去年、Jupiterが961プロダクションにいたときのライバル。いろいろと突っかかったことも多くあったが、Jupiterが961プロを脱退してからはほとんど関わっていなかった。765プロダクションのプロデューサー。手を挙げた彼の手には袋があった。

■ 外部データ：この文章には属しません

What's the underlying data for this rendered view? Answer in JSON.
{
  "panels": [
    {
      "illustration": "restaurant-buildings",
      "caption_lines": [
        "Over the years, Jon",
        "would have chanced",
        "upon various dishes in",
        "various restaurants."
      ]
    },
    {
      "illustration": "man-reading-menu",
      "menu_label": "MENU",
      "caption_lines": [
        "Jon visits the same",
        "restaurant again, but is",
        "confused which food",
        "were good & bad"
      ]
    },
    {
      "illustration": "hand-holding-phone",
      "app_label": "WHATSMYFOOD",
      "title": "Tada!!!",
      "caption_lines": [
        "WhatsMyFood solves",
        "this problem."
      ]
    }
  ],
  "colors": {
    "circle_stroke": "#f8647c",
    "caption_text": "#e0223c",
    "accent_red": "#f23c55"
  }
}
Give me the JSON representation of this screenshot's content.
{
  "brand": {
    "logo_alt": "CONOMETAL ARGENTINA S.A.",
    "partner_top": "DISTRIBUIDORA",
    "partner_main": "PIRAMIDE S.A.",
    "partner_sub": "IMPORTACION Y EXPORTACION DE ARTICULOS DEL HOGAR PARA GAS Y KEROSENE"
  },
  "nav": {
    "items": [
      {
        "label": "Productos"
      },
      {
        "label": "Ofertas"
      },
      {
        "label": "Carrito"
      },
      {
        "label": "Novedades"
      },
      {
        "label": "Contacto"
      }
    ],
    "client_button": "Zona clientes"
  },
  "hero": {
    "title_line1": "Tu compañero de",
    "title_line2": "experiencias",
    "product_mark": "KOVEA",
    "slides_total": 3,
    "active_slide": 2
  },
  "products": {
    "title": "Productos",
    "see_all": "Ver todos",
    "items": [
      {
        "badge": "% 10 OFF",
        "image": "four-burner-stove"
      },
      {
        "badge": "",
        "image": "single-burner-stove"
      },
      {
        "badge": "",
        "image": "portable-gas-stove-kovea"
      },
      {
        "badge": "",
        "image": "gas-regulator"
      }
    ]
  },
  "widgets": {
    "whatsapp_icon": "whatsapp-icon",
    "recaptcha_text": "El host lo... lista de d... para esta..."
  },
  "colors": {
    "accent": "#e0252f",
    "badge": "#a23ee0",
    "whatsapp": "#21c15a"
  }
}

「どうしたんだよ突然。つかチケットは送ったけど裏には入れねぇはずだぞ」
「偶然そちらのプロデューサーと会ってな。これ春香たちからの差し入れ」
「……どーも」

いつのまにか315プロダクションのプロデューサーの姿はなかった。2人で近くにあったベンチに座る。

「で?」
「ん?」
「何の用で来たんだよ。差し入れだけってわけじゃないだろ?」
「え、差し入れだけだけど?」
「はぁ?」

彼の言葉に、冬馬は首を傾げた。765プロのアイドルたちとは番組などで共演したり、フェスで対決することもあるが、その間、とくにこういったことは起きていない。おそらく765プロのプロデューサーが実質彼しかいないことも誘因なのだとは考えられるが、お互い切磋琢磨するというよりも競い合う相手である。

「アリーナライブ、来てくれたんだろ?」
「?ああ。天海からチケットが届いたからな。あんたらの実力を見るいい機会だった。」
「その礼もかねてな。」

先日、765プロダクションはアリーナにてライブを行った。今回の315プロのライブがシアターであるのを比べると、大きさはけた違いだ。

「ああ、それと」
「?」
「315プロ、Jupiterのライブだからな。見ないわけにはいかないだろ?」
「……ライブは315プロに入ってから何回かしてるけど」
「でも、315プロダクション総出だと初めてだろ?」
「……まぁ」
「Jupiterに仲間ができたんだ。見に来ないわけないだろ?」

彼はそういって笑った。その表情が少しまぶしくて、冬馬は顔をそらした。彼はある意味まっすぐだ。Jupiterがデビューする前、961プロにはフェアリーというユニットがあった。現在そのユニットのメンバーは765プロにいる。彼女らを受け入れたのも、ある意味彼の懐の大きさによるものだろうか。Jupiterも、冬馬も騙されていたとはいえ、765プロにはひどい言葉を言ったこともある。しかし彼はそのことを忘れているのか、今現在気にしている様子はない。彼が直接プロデュースしているわけではないが、765プロの竜宮小町だって、冬馬に敗れ、落ちたこともある。実力が勝敗を決める業界であるため、これは単純に実力の差があったということだが、多少なりとも尾を引いていてもおかしくないはずなのだ。
冬馬はそこまで考えて、言葉を発するのをやめた。いくら言っても、彼の思いは変わらないだろうし、言ったところで現状が変化するわけでもない。冬馬はセットされた頭を掻きながら、立ち上がった。

「冬馬?」
「ほんと、あんたってやつは……。」

彼に聞こえないようにつぶやいたあと、彼の正面へとたち、

「見てろよ765プロ!最高のライブを見せてやるぜ!」

その冬馬の表情を見た彼は、再び笑った。

「ああ!」





明るく照らされたライト。宙に舞うテープ。それぞれのユニットを示すペンライト、サイリウムの色。たくさんのファンの熱気。それを感じながらも、315プロダクションの1stライブは終わりを告げた。舞台裏で、それぞれが終わったことに涙を流しながら、喜びを分かちあっている。Jupiterもまた、3人で終わったことをねぎらいながら、泣き出す他のメンバーを慰めにはいる。舞台では翔太と北斗が思わず涙ぐんでいたが、吹っ切ったのか今はその表情も見られない。
そうしてライブが終わりを告げたころ、ふと冬馬はスマホを開くとたった1行だけメールを打つと、そのまま送った。それからスマホには見向きもせず、他のメンバーたちの場所へと混じっていった。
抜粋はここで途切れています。